Aviation accident in Thailand in 1962

United Arab Airlines Flight 869 was an international scheduled passenger flight operated by a de Havilland DH-106 Comet 4C from Hong Kong via Bangkok to Cairo. On 19 July 1962 at 13:30 UTC, the plane departed from Hong Kong for the first leg of the flight with 18 passengers and 8 crew aboard. The flight was uneventful until commencing approach to Bangkok, when the plane crashed in the Khao Yai mountain range 96 km NE of Bangkok at 15:44 UTC. There were no survivors.

The investigation found a sequence of mistakes in the navigation by the pilot-in-command as a probable cause, which "resulted in grave errors of time and distance in his computations".

== Aircraft ==
The aircraft was a de Havilland DH-106 Comet 4C with construction number 6464, delivered to United Arab Airlines in 1962. At the time of the accident, it had been in service with the airline for only three months.

It was equipped with dual VOR receivers, Doppler and automatic direction finders.

== Accident ==
Flight 869 took off from Hong Kong Kai Tak Airport for the first leg of its journey to Cairo. After takeoff, the aircraft climbed to 31,000 ft.

At 15:08 UTC, the aircraft entered the Bangkok Flight Information Region boundary, and established contact with Bangkok Air Traffic Control at 15:14. Upon initial contact, the flight advised ATC that they had passed the Ubol NDB at 15:13 UTC, and requested to fly direct to the Bangkok VOR. This request was granted, and at 15:17, the crew reported their estimated time of arrival (ETA) at the VOR as 15:47. A further report gave the ETA of their crossing at the 100 mi perimeter from the VOR at 15:30 UTC.

The aircraft reported that they crossed the 100-mile perimeter at 15:29, switching to Bangkok Control.
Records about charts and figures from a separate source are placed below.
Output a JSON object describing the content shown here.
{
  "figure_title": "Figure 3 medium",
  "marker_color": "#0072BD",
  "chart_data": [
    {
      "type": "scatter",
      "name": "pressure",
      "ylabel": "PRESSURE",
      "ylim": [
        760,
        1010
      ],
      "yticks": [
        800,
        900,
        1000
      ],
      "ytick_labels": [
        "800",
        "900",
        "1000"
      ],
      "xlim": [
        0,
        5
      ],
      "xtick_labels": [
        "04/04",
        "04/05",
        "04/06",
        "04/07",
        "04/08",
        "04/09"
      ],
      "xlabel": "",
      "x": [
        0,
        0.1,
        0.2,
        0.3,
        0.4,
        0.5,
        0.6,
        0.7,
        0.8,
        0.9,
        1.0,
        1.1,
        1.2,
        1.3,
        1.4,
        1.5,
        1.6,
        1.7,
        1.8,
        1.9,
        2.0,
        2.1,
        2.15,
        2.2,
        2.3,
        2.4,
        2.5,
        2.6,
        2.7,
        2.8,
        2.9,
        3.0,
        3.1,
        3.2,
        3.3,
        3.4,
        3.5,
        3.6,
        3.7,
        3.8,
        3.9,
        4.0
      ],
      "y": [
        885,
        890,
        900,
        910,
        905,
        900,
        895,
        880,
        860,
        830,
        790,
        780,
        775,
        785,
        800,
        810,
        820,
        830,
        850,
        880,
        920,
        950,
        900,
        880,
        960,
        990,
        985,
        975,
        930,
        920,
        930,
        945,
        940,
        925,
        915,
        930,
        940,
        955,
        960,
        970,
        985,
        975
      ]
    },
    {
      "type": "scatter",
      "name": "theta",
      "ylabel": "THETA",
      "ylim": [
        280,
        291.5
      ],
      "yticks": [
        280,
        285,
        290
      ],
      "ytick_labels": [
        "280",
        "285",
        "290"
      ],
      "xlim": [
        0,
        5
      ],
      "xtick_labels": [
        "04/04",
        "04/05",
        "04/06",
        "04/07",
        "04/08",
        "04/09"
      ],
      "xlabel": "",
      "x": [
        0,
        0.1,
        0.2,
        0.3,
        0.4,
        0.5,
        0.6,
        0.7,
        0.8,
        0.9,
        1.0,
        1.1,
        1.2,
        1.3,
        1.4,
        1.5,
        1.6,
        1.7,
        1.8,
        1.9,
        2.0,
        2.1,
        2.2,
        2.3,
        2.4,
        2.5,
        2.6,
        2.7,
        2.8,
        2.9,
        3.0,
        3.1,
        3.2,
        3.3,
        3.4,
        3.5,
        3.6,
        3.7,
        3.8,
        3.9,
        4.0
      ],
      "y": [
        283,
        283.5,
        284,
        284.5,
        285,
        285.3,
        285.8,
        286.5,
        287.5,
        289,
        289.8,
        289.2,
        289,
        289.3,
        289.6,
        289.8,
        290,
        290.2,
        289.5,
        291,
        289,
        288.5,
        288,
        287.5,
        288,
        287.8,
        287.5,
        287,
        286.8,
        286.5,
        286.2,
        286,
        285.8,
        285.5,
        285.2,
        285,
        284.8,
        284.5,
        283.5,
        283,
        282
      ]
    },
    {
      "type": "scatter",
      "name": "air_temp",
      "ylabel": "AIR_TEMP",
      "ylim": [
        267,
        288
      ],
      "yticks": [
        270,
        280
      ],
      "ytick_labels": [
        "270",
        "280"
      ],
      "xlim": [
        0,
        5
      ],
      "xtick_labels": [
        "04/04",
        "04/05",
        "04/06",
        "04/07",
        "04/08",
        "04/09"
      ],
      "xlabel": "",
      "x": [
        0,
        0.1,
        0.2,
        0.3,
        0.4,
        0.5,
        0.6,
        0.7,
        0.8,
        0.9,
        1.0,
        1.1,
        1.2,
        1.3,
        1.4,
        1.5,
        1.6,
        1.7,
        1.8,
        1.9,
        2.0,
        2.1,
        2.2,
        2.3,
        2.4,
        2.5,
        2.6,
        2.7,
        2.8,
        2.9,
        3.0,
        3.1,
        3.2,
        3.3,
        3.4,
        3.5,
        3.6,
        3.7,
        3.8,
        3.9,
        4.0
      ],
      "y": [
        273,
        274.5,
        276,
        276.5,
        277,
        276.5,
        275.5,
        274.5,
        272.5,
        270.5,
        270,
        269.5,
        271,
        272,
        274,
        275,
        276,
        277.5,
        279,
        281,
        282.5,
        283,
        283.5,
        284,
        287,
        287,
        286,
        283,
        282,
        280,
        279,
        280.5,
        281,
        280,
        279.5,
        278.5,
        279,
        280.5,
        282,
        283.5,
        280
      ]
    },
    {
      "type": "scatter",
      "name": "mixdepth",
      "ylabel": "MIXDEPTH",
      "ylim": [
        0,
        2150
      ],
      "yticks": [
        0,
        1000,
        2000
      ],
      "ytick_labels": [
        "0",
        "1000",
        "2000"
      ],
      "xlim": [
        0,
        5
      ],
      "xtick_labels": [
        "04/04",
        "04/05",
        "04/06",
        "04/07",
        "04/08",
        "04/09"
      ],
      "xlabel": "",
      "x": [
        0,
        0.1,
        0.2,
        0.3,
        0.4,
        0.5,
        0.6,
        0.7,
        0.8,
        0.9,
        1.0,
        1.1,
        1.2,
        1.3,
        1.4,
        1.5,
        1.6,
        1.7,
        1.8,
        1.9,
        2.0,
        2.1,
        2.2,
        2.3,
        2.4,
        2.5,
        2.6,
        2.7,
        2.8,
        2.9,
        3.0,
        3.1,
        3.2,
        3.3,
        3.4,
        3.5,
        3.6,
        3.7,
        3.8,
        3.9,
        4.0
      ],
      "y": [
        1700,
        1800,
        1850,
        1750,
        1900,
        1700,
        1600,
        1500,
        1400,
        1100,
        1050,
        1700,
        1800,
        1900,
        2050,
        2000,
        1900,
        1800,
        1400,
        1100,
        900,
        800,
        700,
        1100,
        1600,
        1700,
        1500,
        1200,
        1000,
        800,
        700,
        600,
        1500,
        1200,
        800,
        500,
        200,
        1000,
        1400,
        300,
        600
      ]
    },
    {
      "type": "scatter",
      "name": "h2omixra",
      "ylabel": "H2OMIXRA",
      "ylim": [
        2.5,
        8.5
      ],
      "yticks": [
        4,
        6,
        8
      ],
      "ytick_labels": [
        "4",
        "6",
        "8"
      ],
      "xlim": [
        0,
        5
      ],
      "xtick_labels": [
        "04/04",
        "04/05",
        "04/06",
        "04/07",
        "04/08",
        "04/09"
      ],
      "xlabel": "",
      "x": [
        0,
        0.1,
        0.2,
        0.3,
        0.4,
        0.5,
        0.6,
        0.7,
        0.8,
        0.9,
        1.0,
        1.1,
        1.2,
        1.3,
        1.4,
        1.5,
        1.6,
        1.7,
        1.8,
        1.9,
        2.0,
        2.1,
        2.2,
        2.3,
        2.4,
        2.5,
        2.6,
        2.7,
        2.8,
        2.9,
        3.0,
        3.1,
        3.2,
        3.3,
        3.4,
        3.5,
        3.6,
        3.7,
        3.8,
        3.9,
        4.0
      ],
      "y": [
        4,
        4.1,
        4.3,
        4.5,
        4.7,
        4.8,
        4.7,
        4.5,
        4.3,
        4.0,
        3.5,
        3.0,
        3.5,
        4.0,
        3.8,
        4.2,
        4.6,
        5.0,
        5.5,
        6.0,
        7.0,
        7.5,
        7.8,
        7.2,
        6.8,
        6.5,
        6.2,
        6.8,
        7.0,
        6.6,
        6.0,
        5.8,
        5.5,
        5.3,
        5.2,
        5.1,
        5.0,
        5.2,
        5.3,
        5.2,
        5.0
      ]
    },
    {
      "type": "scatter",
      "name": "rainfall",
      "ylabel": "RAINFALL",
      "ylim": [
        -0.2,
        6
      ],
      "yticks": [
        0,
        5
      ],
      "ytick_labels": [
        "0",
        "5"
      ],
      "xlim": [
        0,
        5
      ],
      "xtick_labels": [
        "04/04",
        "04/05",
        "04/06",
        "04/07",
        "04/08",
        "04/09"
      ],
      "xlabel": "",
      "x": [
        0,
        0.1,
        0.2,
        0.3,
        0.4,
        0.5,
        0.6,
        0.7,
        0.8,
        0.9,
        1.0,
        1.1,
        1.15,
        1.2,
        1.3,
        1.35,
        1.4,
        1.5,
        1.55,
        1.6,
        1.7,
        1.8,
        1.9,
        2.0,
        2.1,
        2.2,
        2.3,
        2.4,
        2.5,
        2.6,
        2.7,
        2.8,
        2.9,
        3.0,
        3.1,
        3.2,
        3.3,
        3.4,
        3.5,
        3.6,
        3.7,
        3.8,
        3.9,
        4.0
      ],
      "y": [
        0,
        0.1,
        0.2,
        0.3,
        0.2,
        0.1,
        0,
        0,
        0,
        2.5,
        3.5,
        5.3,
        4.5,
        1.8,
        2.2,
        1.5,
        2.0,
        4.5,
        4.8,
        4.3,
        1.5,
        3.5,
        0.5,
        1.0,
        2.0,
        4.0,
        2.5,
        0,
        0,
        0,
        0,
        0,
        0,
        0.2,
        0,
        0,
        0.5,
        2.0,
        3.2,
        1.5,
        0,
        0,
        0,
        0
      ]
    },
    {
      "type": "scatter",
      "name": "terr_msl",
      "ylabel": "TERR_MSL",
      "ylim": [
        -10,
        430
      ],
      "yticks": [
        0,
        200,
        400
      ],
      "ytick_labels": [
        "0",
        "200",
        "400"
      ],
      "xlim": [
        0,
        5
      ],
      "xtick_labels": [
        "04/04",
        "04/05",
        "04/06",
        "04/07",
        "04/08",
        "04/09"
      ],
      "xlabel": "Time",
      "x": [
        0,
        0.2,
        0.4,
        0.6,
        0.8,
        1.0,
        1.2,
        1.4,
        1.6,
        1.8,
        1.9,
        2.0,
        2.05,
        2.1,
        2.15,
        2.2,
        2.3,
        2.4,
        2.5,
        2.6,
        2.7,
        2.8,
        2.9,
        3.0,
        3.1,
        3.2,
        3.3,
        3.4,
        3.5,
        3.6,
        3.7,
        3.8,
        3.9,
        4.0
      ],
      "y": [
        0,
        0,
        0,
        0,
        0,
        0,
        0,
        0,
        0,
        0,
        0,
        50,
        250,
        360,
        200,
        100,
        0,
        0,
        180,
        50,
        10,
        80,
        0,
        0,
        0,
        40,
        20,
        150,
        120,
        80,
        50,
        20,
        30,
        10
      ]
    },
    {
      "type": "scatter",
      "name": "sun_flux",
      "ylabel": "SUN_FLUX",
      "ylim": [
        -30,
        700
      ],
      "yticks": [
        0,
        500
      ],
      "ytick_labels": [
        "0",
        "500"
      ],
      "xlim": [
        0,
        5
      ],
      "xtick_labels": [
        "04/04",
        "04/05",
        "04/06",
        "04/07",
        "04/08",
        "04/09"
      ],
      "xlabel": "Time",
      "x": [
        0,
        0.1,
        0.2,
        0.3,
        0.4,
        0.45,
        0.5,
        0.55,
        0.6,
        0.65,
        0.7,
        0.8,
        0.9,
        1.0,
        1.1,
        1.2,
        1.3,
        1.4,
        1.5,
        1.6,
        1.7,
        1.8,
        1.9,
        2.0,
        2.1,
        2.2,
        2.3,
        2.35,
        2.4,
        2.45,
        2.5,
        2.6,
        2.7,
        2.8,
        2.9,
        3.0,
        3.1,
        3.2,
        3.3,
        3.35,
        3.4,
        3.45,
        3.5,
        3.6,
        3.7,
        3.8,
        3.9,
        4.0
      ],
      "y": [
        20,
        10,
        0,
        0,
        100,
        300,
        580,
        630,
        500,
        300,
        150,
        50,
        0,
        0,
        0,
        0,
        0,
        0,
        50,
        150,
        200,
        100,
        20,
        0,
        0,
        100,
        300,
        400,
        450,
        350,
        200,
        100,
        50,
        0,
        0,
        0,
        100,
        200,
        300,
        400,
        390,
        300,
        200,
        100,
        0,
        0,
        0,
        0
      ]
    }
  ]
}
Upon initial contact with Bangkok control at 15:30, the crew requested descent, reporting their position to be 90 mi out from the VOR. Bangkok Control then instructed the crew to descend to 4000 ft while tracking on the 073 radial of the Bangkok VOR. This instruction was acknowledged by the crew. During the descent, the crew was advised of the weather conditions at Bangkok and to contact Bangkok Approach control at 15:39 UTC.

Bangkok Approach Control took responsibility for the aircraft at 15:40 UTC. Upon first contact, the crew gave a new ETA at the VOR as 15:44, and reported that they were descending from 13,000 ft. Approach control cleared the aircraft for an approach to runway 21R after crossing the VOR.

Contact was lost at 15:50. It was estimated the aircraft crashed at 15:44-15:45 UTC.

== Investigation ==
It was determined that the aircraft had a ground speed of 455 mph. Using this ground speed, the aircraft was actually 137 mi from the Bangkok VOR instead of the 90 mi during the position report at 15:39.